6.3 Simulation as a Tool for Visualizing Data Generation

In the former two sections, we described simulation as a tool to facilitate and to enhance students’ learning of objective probabilities. Actually, the benefit of simulation concerning the subjectivistic approach of probability seems to be not as important as if objective probability is considered. Thus, regarding, for instance, the HIV infection problem simulation conducted with educational software like Excel, Fathom, Geogebra, Nspire CAS, and even professional software like R yields frequencies of an arbitrary number of tested persons. However, these simulation results seem to have no advantage in opposite to graphical visualizations like the tree with absolute frequencies (Henry 1997). By contrast, visualizing the process of data generation by simulation might facilitate the comprehension of a problem’s structure concerning the subjectivistic approach (e.g. the HIV infection problem).

Educational software like Tinkerplots is suitable to visualize the process of data generation. In the box on the left side, the population according to the base rate is represented. In the middle, the characteristics of a diagnostic test are shown. On the right side, the results are represented using a two by two table (the test characteristics concern mammography and breast cancer; Batanero et al. 2005b). The advantage of such a simulation is to be seen in running the process of data generation in front of the learner’s eyes. With regard to recent and current research in multimedia supported learning environments, there is a lot of empirical evidence (e.g. Pfannkuch 2005; Wassner and Martignon 2002; Hoffrage 2003; Salomon 1993) that using them the learners can be successfully supported in building adequate mental models of the problem domain, here in learning about conditional probabilities.

7 Conclusion

There are three approaches of modelling situations with randomness: the classical approach, the frequentistic approach and the subjectivistic approach. With regard to a pure educational perspective, we asked for what teachers must know about the underlying concept of probability. To answer this question, we first made a short proposal of essentials of a basic content knowledge teachers should have and contrasted it with empirical findings of existing research concerning teachers’ knowledge and beliefs about probability approaches. On this base, we developed a normative proposal for teaching the three approaches of probability: firstly, we outlined our normative focus on teachers’ potential pedagogical content knowledge (PCK) concerning the construct of probability, and secondly, we elaborated the underlying ideas by examples of three different classroom activities of throwing dice that provide the three approaches mentioned above. Thereby we used a modelling perspective which allows for interpreting the different approaches to probability as being different kinds of modelling a problem situation of uncertainty.

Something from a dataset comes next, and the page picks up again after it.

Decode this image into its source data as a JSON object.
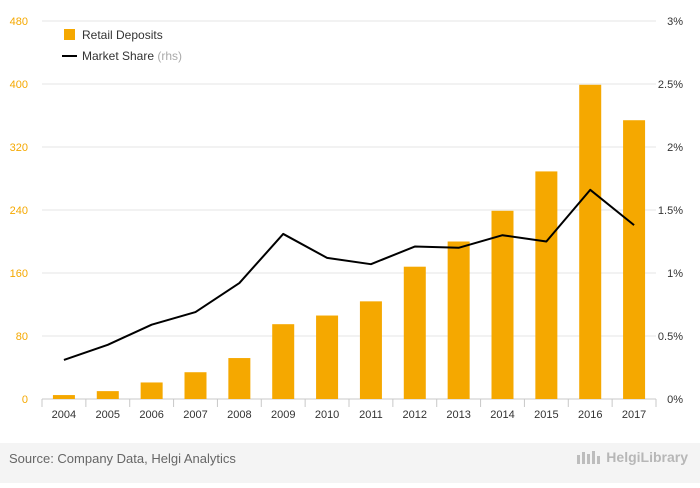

This modelling perspective also allows for leaving the gambling world and for applying different approaches to probability in problem situations which could be categorized along a scale between a virtual world, on the one side, and the real world, on the other side. In a nutshell, we finally focused on technological pedagogical content knowledge (TCPK). By discussing the question how technology, and simulation in particular, can enhance students understanding of probabilities, we distinguished three different roles which simulations can play. Especially computer-based simulations are estimated to being worthwhile because of their power of producing new data which could be interpreted as empirical realizations of a random process. But by using digital tools in modelling situations with randomness, new research questions arise.